Conventional palaeogeographic reconstructions show a large river system occupying the East Texas Embayment during the deposition of the Wilcox Group. Coarsening-upward sequences above Wilcox lignites in East Texas have been interpreted as floodplain splays. However, the bedding types, sedimentary structures and shallow scour surfaces in a coarsening-upward sequence above the main seam at the Martin Lake Mine in Panola County indicate deposition in water stirred by tidal and wave activity. The bedding types include sand streaks in mud and lenticular, wavy and flaser bedding. The sedimentary structures include abundant wave-ripple lamination and large-scale crossbeds with thin, closely-spaced mud drapes. These crossbeds suggest traction currents of short duration alternating with periods of slack water.

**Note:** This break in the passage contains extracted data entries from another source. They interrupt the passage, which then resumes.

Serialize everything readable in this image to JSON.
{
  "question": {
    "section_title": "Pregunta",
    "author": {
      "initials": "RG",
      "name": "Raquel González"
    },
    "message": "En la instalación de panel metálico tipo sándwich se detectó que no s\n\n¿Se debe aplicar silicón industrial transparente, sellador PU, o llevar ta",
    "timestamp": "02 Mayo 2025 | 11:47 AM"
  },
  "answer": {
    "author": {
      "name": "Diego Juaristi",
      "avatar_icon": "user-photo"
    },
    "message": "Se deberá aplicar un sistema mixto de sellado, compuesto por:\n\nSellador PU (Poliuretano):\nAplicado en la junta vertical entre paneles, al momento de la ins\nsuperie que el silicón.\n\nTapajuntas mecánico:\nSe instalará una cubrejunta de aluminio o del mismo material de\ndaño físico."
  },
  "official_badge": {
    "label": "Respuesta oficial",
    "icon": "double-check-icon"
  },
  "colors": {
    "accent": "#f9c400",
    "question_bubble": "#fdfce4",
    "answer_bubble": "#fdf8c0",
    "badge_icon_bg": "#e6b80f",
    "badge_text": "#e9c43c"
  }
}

Pollen from broadleaf hardwood trees is the most common element of the palynoflora from the coarsening-upward sequence at the mine. The upper reaches of riverine estuaries along the SE coast of the United States provide a modern analogue for the environment of deposition of the Wilcox sediments at the Martin Lake Mine. Here tidal currents extend inland to places where freshwater aquatic plants and forests border the estuaries. The same bedding types and sedimentary structures that occur in the sediments at the Martin Lake Mine occur in a coarsening-upward sequence above a lignite at the Big Brown Mine in Freestone County. Recognition of the tidal origin of the coarsening-upward sequences suggests an embayed coast or a shoreline within the East Texas Embayment during the deposition of the strata above the lignites.